Sobre la necesidad de salvar ciertas cosas de nuestro monstruoso apetito, de poner a cubierto ciertos objetos cuidadosamente seleccionados, de alejar ciertas criaturas de nuestra boca (a través de diversas formas de memoria: religiosa, artística, política); y sobre el circuito infernal del hambre y la linealidad trascendente de una mirada escribe
Santiago Alba Rico, valiéndose de mitos y leyendas: “La conservación del “mundo” y, con él, el establecimiento de una verdadera ciudadanía política depende menos de la fuerza racional de los argumentos o de la persuasión de las máximas morales que de nuestra manera de mirar las cosas.
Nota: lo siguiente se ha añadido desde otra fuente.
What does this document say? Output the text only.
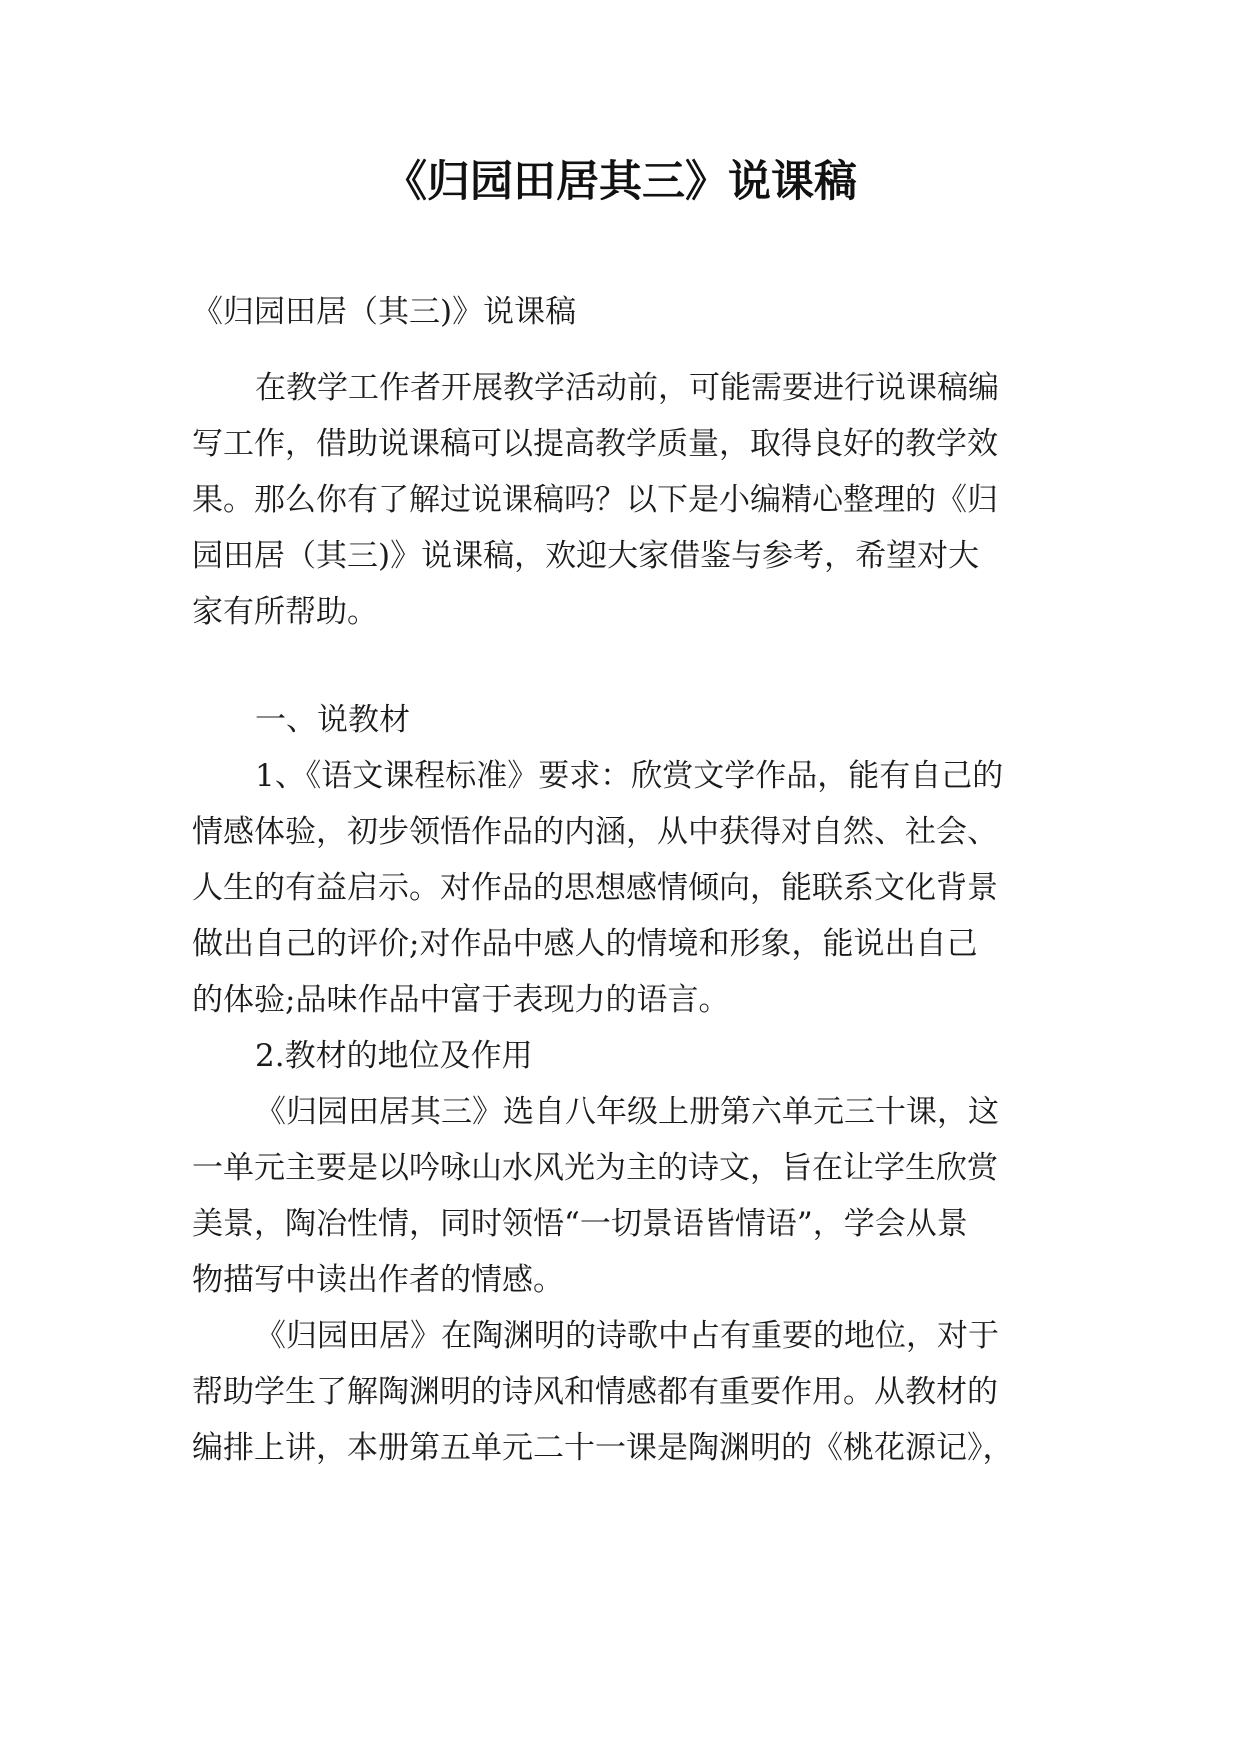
《归园田居其三》说课稿

《归园田居（其三)》说课稿

在教学工作者开展教学活动前，可能需要进行说课稿编

写工作，借助说课稿可以提高教学质量，取得良好的教学效

果。那么你有了解过说课稿吗？以下是小编精心整理的《归

园田居（其三)》说课稿，欢迎大家借鉴与参考，希望对大

家有所帮助。

一、说教材

1、《语文课程标准》要求：欣赏文学作品，能有自己的

情感体验，初步领悟作品的内涵，从中获得对自然、社会、

人生的有益启示。对作品的思想感情倾向，能联系文化背景

做出自己的评价;对作品中感人的情境和形象，能说出自己

的体验;品味作品中富于表现力的语言。

2.教材的地位及作用

《归园田居其三》选自八年级上册第六单元三十课，这

一单元主要是以吟咏山水风光为主的诗文，旨在让学生欣赏

美景，陶冶性情，同时领悟“一切景语皆情语”，学会从景

物描写中读出作者的情感。

《归园田居》在陶渊明的诗歌中占有重要的地位，对于

帮助学生了解陶渊明的诗风和情感都有重要作用。从教材的

编排上讲，本册第五单元二十一课是陶渊明的《桃花源记》，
Que ya no vivimos en el neolítico, que ya no vivimos
aún menos en la Ilustración, lo demuestra el hecho de que la palabra “publicidad”, eje conceptual de la ruptura con el Ancien Régime y condición del redescubrimiento ilustrado de la política, ya sólo evoca en nosotros el flujo reverberante de imágenes propuestas al apetito, concebidas para saciar y aumentar el hambre, instaladas
como su máscara y su vehículo en el circuito infinito, privado e inmanente de la vida”.
Liberar el hambre, privatizar la mirada nos recuerda que entre ver y comer, ya no hay casi diferencia. Repetimos las imágenes como repetimos de postre, ¿o no?